In another incident at Rutgers, the Delta Iota Chapter of Black fraternity Alpha Phi Alpha said an attack on its February 11 event by unknown individuals with racially insensitive usernames and their cameras turned off included graphic racist imagery and music.
“At around 8:01 PM, one of the participants started screen sharing a video of a dead ape lying on the ground covered in blood, with a white man towering over it. Pictures of black bodies being covered in blood, severed and hung were also depicted, as a KKK song was played on loop, stating ‘Kill all Blacks; We will find you,'” the fraternity told CNN in an email.
At Rider University, a Black History Month “Galentine’s Day” themed event hosted by two Black sororities, also on February 11, was disrupted by several people using fake names who made “harassing, racist and derogatory remarks aimed at students,” university spokeswoman Kristine Brown told CNN.
“Racist and inappropriate images were drawn by hand on the screen,” said Brown. “As soon as the incident was reported to the University, Rider immediately began an investigation, which is still currently underway.
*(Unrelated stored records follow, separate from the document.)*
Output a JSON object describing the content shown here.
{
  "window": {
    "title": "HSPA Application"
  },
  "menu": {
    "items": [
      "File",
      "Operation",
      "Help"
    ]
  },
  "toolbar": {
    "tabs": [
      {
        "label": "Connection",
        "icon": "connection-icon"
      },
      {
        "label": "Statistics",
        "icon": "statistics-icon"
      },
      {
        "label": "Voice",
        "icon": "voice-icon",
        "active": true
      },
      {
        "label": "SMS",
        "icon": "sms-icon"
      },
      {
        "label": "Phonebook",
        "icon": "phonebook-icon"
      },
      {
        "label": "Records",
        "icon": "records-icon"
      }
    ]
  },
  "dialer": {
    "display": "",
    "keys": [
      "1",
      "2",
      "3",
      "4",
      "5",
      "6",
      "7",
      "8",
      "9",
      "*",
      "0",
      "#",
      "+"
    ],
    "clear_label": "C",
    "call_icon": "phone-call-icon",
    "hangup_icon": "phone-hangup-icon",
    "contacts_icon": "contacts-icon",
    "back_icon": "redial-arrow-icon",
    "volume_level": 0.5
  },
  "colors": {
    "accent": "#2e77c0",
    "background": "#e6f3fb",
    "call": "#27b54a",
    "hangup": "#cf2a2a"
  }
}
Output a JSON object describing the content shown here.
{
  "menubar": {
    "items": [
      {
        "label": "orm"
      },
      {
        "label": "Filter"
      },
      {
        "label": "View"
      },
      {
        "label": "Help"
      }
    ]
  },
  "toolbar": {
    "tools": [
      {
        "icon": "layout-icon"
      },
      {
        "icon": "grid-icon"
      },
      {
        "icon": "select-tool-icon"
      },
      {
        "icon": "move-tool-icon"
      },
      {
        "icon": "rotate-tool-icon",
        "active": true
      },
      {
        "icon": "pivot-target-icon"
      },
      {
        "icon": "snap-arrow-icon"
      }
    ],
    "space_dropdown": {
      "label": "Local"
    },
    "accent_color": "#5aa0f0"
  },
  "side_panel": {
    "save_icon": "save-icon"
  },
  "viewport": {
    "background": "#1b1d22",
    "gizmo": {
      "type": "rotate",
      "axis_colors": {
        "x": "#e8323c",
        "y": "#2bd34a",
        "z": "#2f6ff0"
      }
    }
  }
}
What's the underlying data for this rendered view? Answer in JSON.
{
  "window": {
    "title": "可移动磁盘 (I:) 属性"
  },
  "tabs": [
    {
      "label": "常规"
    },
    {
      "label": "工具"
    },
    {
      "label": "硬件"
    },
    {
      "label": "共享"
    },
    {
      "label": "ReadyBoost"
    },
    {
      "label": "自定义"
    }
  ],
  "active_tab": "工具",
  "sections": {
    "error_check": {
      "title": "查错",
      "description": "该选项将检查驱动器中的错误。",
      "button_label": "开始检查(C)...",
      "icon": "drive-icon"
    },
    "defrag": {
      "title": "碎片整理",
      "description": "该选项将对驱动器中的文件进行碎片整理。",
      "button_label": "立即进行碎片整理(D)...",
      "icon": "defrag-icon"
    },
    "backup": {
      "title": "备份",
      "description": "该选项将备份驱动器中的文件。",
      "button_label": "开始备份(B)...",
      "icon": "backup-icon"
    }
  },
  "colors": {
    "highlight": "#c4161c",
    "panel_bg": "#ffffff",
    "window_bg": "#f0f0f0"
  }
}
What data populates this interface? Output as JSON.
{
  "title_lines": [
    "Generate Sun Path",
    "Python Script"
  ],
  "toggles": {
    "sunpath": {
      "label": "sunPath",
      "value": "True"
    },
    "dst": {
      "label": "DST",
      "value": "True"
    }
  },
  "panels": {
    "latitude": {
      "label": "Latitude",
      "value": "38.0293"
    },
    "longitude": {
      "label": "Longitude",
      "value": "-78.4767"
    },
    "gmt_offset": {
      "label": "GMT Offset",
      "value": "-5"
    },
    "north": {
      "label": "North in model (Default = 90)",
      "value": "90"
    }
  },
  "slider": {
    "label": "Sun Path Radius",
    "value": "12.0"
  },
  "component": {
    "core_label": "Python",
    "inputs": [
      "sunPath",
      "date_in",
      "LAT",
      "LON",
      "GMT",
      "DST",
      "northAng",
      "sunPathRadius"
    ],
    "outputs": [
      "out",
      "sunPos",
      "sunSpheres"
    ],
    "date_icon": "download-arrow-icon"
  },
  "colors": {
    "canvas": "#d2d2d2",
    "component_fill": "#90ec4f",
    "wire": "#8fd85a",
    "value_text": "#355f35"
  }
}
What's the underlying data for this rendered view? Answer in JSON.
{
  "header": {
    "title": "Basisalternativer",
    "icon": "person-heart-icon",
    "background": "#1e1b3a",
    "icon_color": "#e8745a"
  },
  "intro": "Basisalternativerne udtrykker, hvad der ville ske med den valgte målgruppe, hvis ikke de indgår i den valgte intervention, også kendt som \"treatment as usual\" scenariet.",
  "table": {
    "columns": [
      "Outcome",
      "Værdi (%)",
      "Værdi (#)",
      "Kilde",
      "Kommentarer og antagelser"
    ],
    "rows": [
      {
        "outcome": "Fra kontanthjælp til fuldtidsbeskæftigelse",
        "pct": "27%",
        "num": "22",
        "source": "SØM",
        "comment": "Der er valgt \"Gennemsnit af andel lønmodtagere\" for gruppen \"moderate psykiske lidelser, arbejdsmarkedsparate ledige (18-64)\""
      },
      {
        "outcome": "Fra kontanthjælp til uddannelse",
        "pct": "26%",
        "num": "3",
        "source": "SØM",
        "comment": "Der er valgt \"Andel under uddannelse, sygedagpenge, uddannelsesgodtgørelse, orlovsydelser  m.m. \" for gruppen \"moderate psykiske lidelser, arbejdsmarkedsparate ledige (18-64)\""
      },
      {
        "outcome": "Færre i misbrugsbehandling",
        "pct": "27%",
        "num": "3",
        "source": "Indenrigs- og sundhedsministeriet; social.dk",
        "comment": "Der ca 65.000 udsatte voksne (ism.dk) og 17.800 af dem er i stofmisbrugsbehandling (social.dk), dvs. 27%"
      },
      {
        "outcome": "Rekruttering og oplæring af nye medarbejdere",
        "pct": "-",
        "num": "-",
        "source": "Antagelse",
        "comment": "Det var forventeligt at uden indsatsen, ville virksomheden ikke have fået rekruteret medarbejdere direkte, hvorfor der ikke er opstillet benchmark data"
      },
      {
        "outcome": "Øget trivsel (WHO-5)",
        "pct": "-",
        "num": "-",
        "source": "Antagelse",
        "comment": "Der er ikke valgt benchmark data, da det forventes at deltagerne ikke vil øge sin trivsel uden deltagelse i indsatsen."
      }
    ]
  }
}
Rider also reported the incident to the FBI Internet Crime Complaint Center IC3, Zoom’s Trust and Security Team, and our local law enforcement agency the Lawrence Township Police Department.”
The New Jersey Institute of Technology said that during a virtual Black History Month opening session event attended by Black student organizations on February 3, an individual used the n-word repeatedly in the event’s chat.
“This conduct was unacceptable, and the individual was immediately removed from the event by our information technology staff,” said school spokesman Matthew Golden. “It is difficult, if not impossible to determine the identity of the person who committed this act, but if identified, that person will face disciplinary action.”